WikiPathways also provides a monthly data release archived at http://data.wikipathways.org. The archive includes GPML, GMT and SVG collections by organism and timestamped. There’s a Python function for grabbing files from the archive…

In [None]:
pwpw.download_pathway_archive()

This will simply print the archive URL so you can look around (in case you don’t know what you are looking for). By default, it prints the latest collection of GPML files. However, if you provide an organism, then it will download that file to your current working directory or specified **destpath**. For example, here’s how you’d get the latest GMT file for mouse:

In [None]:
pwpw.download_pathway_archive(organism="Mus musculus", format="gmt")

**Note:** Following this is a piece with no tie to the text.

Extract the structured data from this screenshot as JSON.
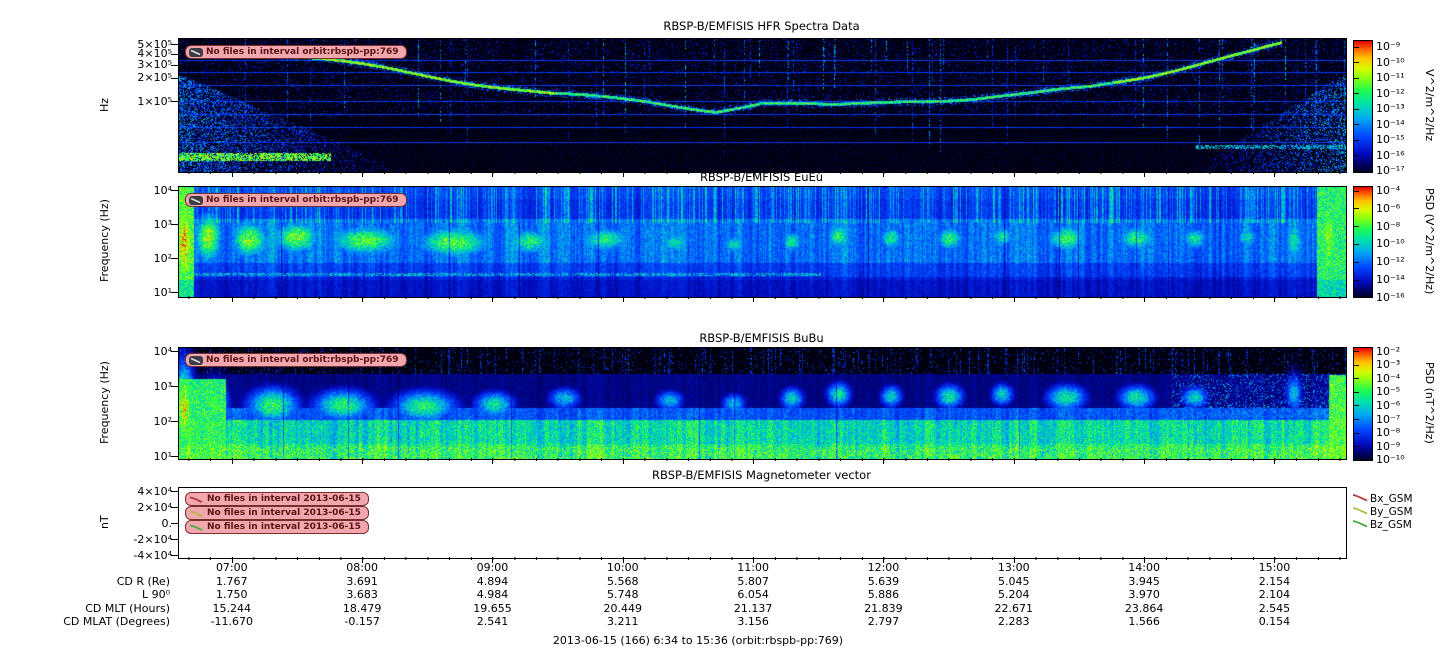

And if you might want to specify an archive date so that you can easily share and reproduce your script at any time in the future and get the same result. Remember, new pathways are being added to WikiPathways every month and existing pathways are improved continuously!

In [None]:
pwpw.download_pathway_archive(date="20171010", organism="Mus musculus", format="gmt")

## References
1. Pico AR, Kelder T, Iersel MP van, Hanspers K, Conklin BR, Evelo C: **WikiPathways: Pathway editing for the people.** *PLoS Biol* 2008, **6**:e184+.

2. Iersel M van, Pico A, Kelder T, Gao J, Ho I, Hanspers K, Conklin B, Evelo C: **The BridgeDb framework: Standardized access to gene, protein and metabolite identifier mapping services.** *BMC Bioinformatics* 2010, **11**:5+.